Issib eut un rire sans joie. « Dit comme ça, c’est plutôt bizarre, en effet !

— Ça n’est pas du tout bizarre, rétorqua Elemak. À ce que je vois, tu es déjà passé du côté de Roptat !

— Qui est-ce, Roptat ?

— C’est un Palwashantu de l’âge d’Elya, répondit Issib, qui a profité de ces histoires de guerre pour se bâtir une réputation de prophète. Pas comme Père : aucune vision ne lui vient de Surâme, lui, mais il écrit des prophéties ; quand tu les lis, tu as l’impression qu’un requin t’arrache la jambe. Et il parle exactement comme toi.

— Alors, comme ça, votre plan secret est si bien connu qu’il existe déjà un parti mené par ce Roptat qui essaye de le faire capoter ?

— Ce n’était pas secret à ce point-là, quand même, dit Elemak. Il n’y a ni complot ni conjuration. Il y a simplement des gens de bonne volonté qui veulent faire quelque chose dans l’intérêt vital de Basilica, et quelques traîtres qui se démènent pour les en empêcher. »

Manifestement, Elemak avait une vue très partiale des choses, et Nafai se sentit obligé de proposer un autre point de vue :

« À moins que ce ne soient, d’un côté, de sales profiteurs qui placent notre cité dans une situation extrêmement dangereuse pour s’enrichir, et de l’autre, quelques personnes de bonne volonté qui s’efforcent de sauver Basilica en leur mettant des bâtons dans les roues. Mais c’est une simple possibilité, que je ne fais que suggérer. »

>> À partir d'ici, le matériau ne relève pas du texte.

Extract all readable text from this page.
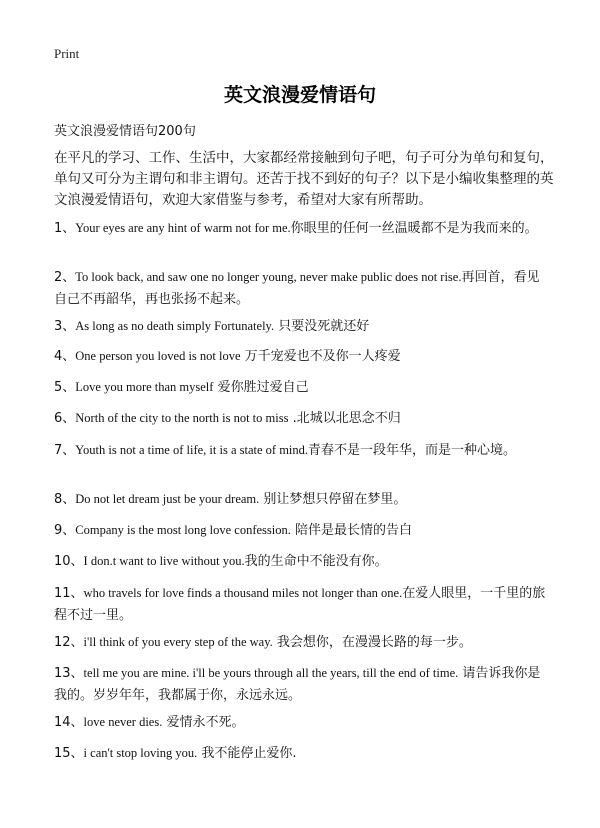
Print
英文浪漫爱情语句
英文浪漫爱情语句200句
在平凡的学习、工作、生活中，大家都经常接触到句子吧，句子可分为单句和复句，单句又可分为主谓句和非主谓句。还苦于找不到好的句子？以下是小编收集整理的英文浪漫爱情语句，欢迎大家借鉴与参考，希望对大家有所帮助。
1、Your eyes are any hint of warm not for me.你眼里的任何一丝温暖都不是为我而来的。
2、To look back, and saw one no longer young, never make public does not rise.再回首，看见自己不再韶华，再也张扬不起来。
3、As long as no death simply Fortunately. 只要没死就还好
4、One person you loved is not love 万千宠爱也不及你一人疼爱
5、Love you more than myself 爱你胜过爱自己
6、North of the city to the north is not to miss .北城以北思念不归
7、Youth is not a time of life, it is a state of mind.青春不是一段年华，而是一种心境。
8、Do not let dream just be your dream. 别让梦想只停留在梦里。
9、Company is the most long love confession. 陪伴是最长情的告白
10、I don.t want to live without you.我的生命中不能没有你。
11、who travels for love finds a thousand miles not longer than one.在爱人眼里，一千里的旅程不过一里。
12、i'll think of you every step of the way. 我会想你，在漫漫长路的每一步。
13、tell me you are mine. i'll be yours through all the years, till the end of time. 请告诉我你是我的。岁岁年年，我都属于你，永远永远。
14、love never dies. 爱情永不死。
15、i can't stop loving you. 我不能停止爱你.
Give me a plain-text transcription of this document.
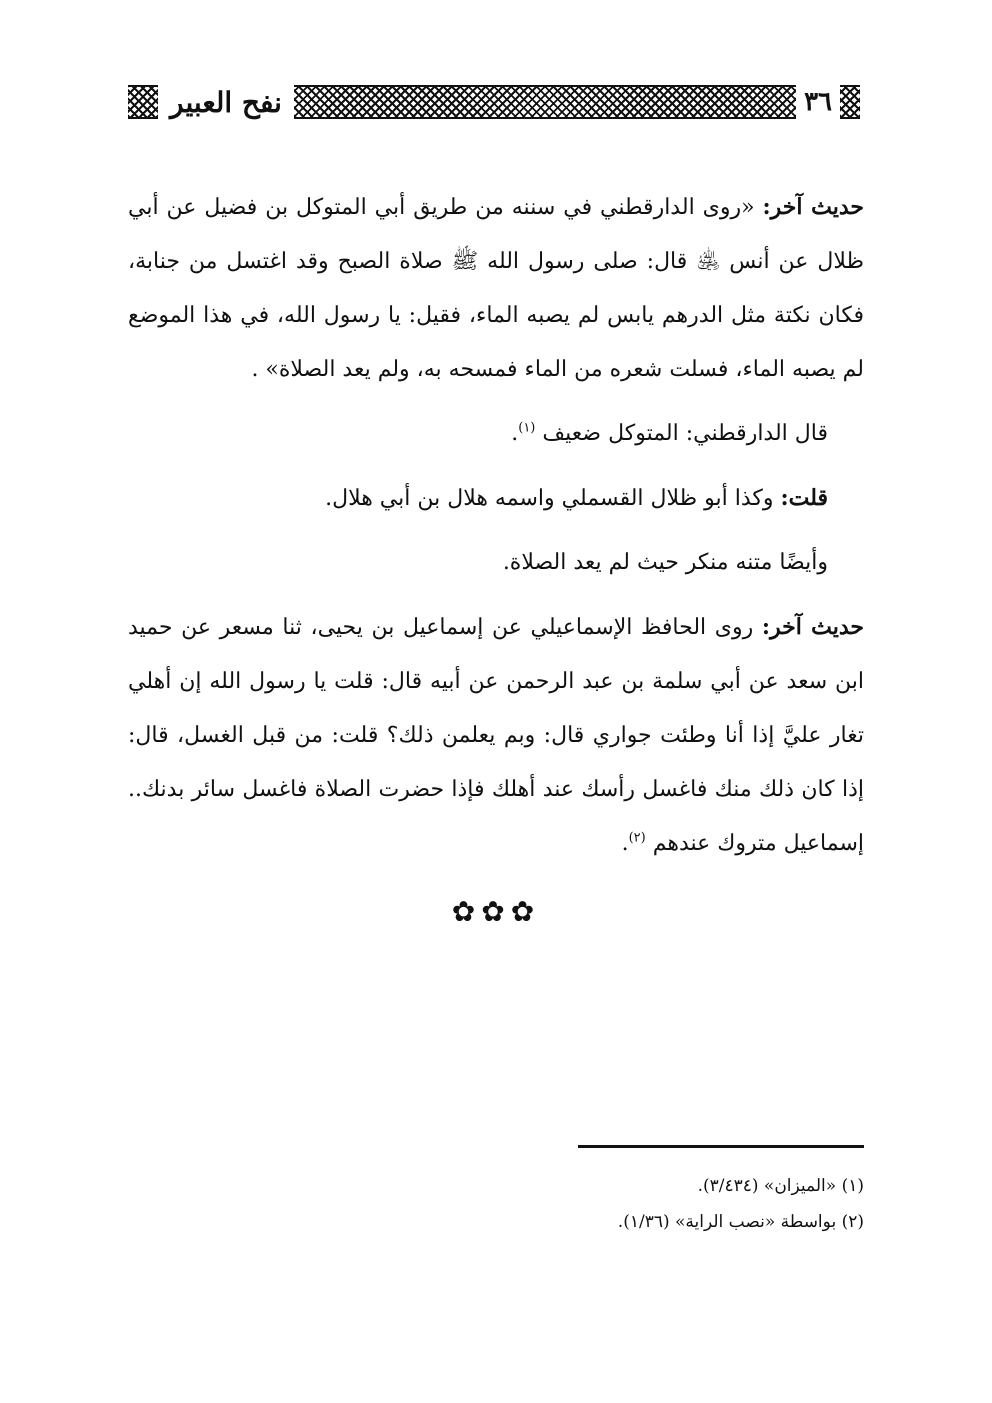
٣٦
نفح العبير

حديث آخر: «روى الدارقطني في سننه من طريق أبي المتوكل بن فضيل عن أبي ظلال عن أنس ﵁ قال: صلى رسول الله ﷺ صلاة الصبح وقد اغتسل من جنابة، فكان نكتة مثل الدرهم يابس لم يصبه الماء، فقيل: يا رسول الله، في هذا الموضع لم يصبه الماء، فسلت شعره من الماء فمسحه به، ولم يعد الصلاة» .

قال الدارقطني: المتوكل ضعيف $^{(١)}$.

قلت: وكذا أبو ظلال القسملي واسمه هلال بن أبي هلال.

وأيضًا متنه منكر حيث لم يعد الصلاة.

حديث آخر: روى الحافظ الإسماعيلي عن إسماعيل بن يحيى، ثنا مسعر عن حميد ابن سعد عن أبي سلمة بن عبد الرحمن عن أبيه قال: قلت يا رسول الله إن أهلي تغار عليَّ إذا أنا وطئت جواري قال: وبم يعلمن ذلك؟ قلت: من قبل الغسل، قال: إذا كان ذلك منك فاغسل رأسك عند أهلك فإذا حضرت الصلاة فاغسل سائر بدنك.. إسماعيل متروك عندهم $^{(٢)}$.

✿✿✿

(١) «الميزان» (٣/٤٣٤).

(٢) بواسطة «نصب الراية» (١/٣٦).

Elemak était furieux. « Les gens qui travaillent à ce projet sont déjà si riches qu’ils n’ont sûrement pas besoin de plus. Et ce que je ne comprends pas, c’est comment un « savant » de quatorze ans qui n’a jamais été obligé de travailler comme un homme peut tout d’un coup avoir des opinions sur des problèmes politiques dont il ignorait jusqu’à l’existence il y a encore dix minutes !

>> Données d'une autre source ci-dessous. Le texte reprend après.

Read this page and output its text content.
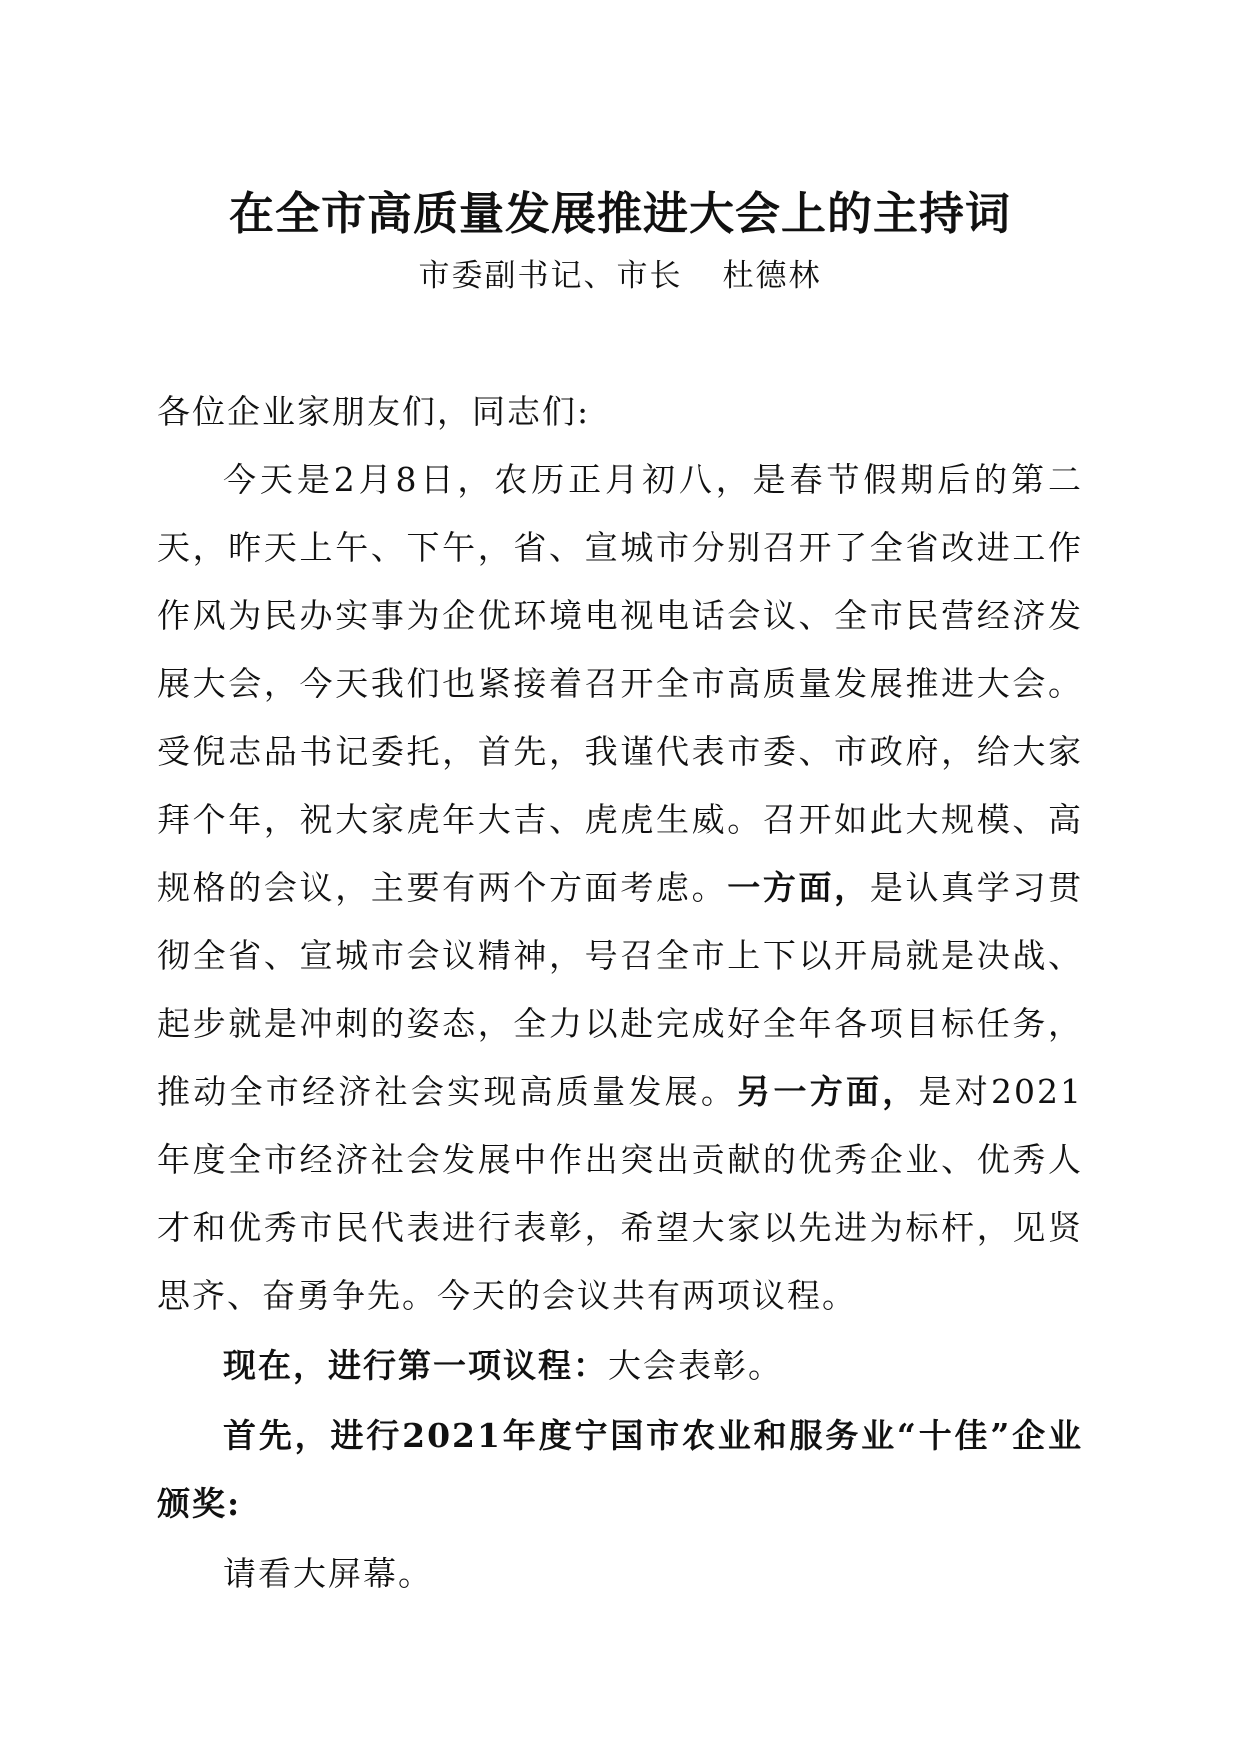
在全市高质量发展推进大会上的主持词
市委副书记、市长 杜德林

各位企业家朋友们，同志们:

今天是2月8日，农历正月初八，是春节假期后的第二天，昨天上午、下午，省、宣城市分别召开了全省改进工作作风为民办实事为企优环境电视电话会议、全市民营经济发展大会，今天我们也紧接着召开全市高质量发展推进大会。受倪志品书记委托，首先，我谨代表市委、市政府，给大家拜个年，祝大家虎年大吉、虎虎生威。召开如此大规模、高规格的会议，主要有两个方面考虑。一方面，是认真学习贯彻全省、宣城市会议精神，号召全市上下以开局就是决战、起步就是冲刺的姿态，全力以赴完成好全年各项目标任务，推动全市经济社会实现高质量发展。另一方面，是对2021年度全市经济社会发展中作出突出贡献的优秀企业、优秀人才和优秀市民代表进行表彰，希望大家以先进为标杆，见贤思齐、奋勇争先。今天的会议共有两项议程。

现在，进行第一项议程：大会表彰。

首先，进行2021年度宁国市农业和服务业“十佳”企业颁奖:

请看大屏幕。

— Je posais une question, c’est tout, dit Nafai. Je ne t’accusais de rien.

— Et pour cause ! répliqua Elemak. Je ne suis pas dans le projet !

— Évidemment, fit Nafai. Puisque c’est un projet secret.

— J’aurais dû te faire sauter toutes les dents ce matin ! »

Pourquoi fallait-il toujours que ça finisse par des menaces ? « Tu fais sauter les dents à tous ceux qui te posent des questions auxquelles tu ne sais pas répondre ?

— Ça ne m’est encore jamais arrivé, répondit Elemak en se levant. Mais cette fois-ci, je vais rattraper le temps perdu !

— Arrêtez ! cria Issib. Vous trouvez qu’on n’a pas assez de problèmes comme ça ? »

Elemak hésita, puis se rassit. « Ah ! Je ne devrais pas le laisser me mettre en boule. »

Nafai reprit son souffle. Il l’avait retenu sans s’en rendre compte.

« Ce n’est qu’un gosse ; que peut-il savoir ? ajouta Elemak. C’est Père qui devrait se montrer un peu plus avisé. Il agace beaucoup de gens. Des gens très dangereux.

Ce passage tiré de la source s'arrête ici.